1 (16 oz.) package elbow macaroni
1 1/2 lbs. ground beef
1 tbsp. vegetable oil
1 large onion, chopped
2 cloves garlic, chopped
1 (14 oz.) can stewed tomatoes, undrained
1 (16 oz.) jar spaghetti sauce
1 (12 oz.) can mushroom stems and pieces, undrained
2 cups sour cream
1 lb. Colby-Monterey Jack cheese, shredded

Makes 8 Servings

Prep Time: 15 Minutes
Cook Time: 1 Hour 15 Minutes
Ready in: 1 Hour 30 Minutes

From Leona's Kitchen

 Cheese and Pasta in a Pot


1. Preheat oven to 350 degrees F (175 degrees C). Bring a large pot of lightly salted water to a boil. Add pasta and cook for 8 to 10 minutes or until al dente; drain.

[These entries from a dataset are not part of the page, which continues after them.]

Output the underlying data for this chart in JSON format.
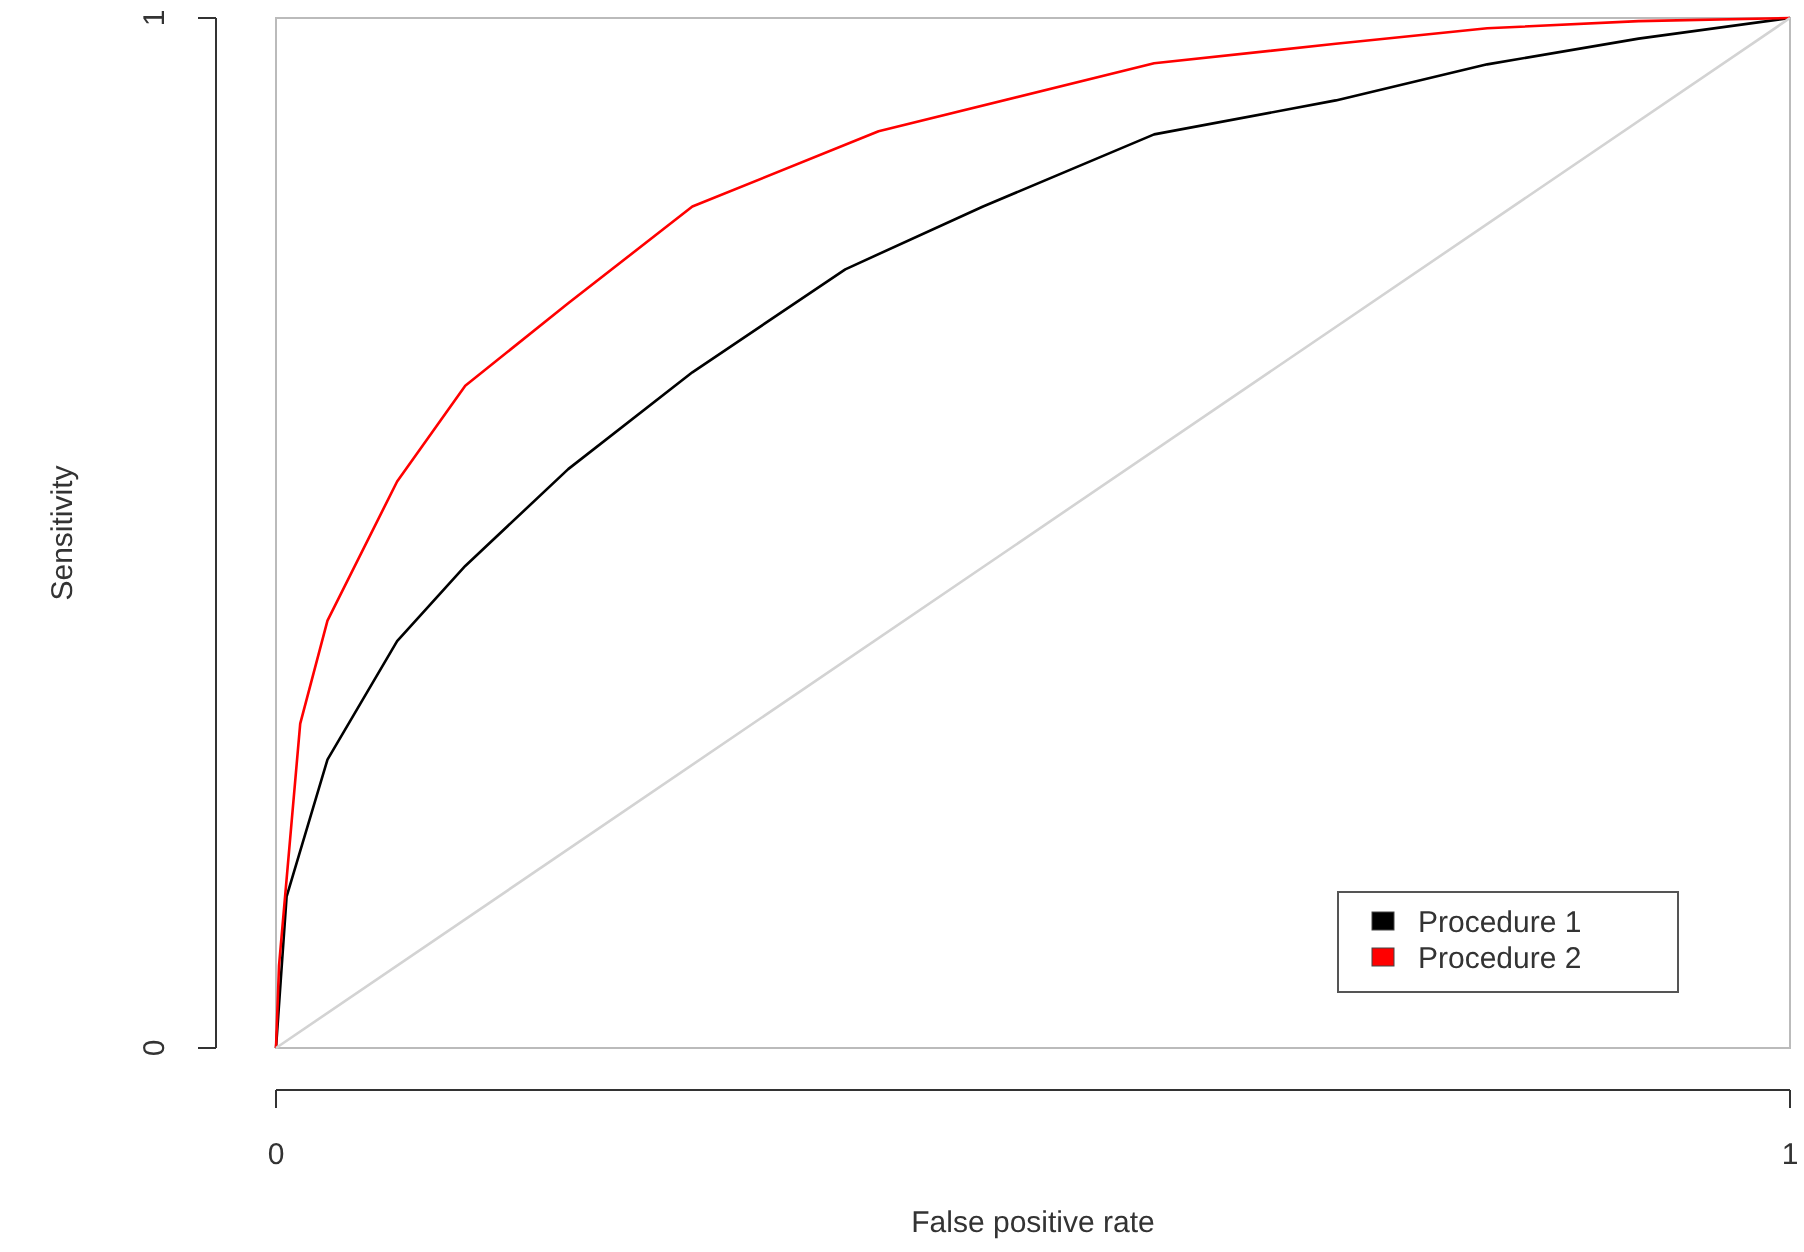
{
  "chart_data": {
    "type": "line",
    "xlabel": "False positive rate",
    "ylabel": "Sensitivity",
    "xlim": [
      0,
      1
    ],
    "ylim": [
      0,
      1
    ],
    "xticks": [
      0,
      1
    ],
    "yticks": [
      0,
      1
    ],
    "legend": "bottom right",
    "marker": "none",
    "line_style": "solid",
    "series": [
      {
        "name": "Procedure 1",
        "color": "#000000",
        "x": [
          0,
          0.007,
          0.034,
          0.08,
          0.125,
          0.193,
          0.275,
          0.376,
          0.467,
          0.58,
          0.7,
          0.8,
          0.9,
          1
        ],
        "values": [
          0,
          0.147,
          0.28,
          0.395,
          0.468,
          0.562,
          0.656,
          0.756,
          0.817,
          0.887,
          0.92,
          0.955,
          0.98,
          1
        ]
      },
      {
        "name": "Procedure 2",
        "color": "#ff0000",
        "x": [
          0,
          0.002,
          0.016,
          0.034,
          0.08,
          0.125,
          0.193,
          0.275,
          0.398,
          0.58,
          0.7,
          0.8,
          0.9,
          1
        ],
        "values": [
          0,
          0.08,
          0.315,
          0.415,
          0.55,
          0.643,
          0.723,
          0.817,
          0.89,
          0.956,
          0.975,
          0.99,
          0.997,
          1
        ]
      },
      {
        "color": "#d3d3d3",
        "x": [
          0,
          1
        ],
        "values": [
          0,
          1
        ]
      }
    ]
  }
}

2. Place ground beef in a large, deep skillet. Cook over medium high heat until evenly brown and crumbled. Drain, excess fat, and set aside.

3. Heat oil in a large heavy skillet over medium heat. Sauté onion until soft and translucent. Stir in garlic, and cook for 30 seconds. Add cooked beef, tomatoes, spaghetti sauce and mushrooms; bring to a boil. Reduce heat, and simmer 20 minutes.

4. In a 9x13 inch casserole dish, layer 1/2 of the pasta, 1/2 of the meat sauce, 1/2 of the sour cream and 1/2 of the shredded cheese. Repeat layers.

5. Cover, and bake in preheated oven for 45 minutes.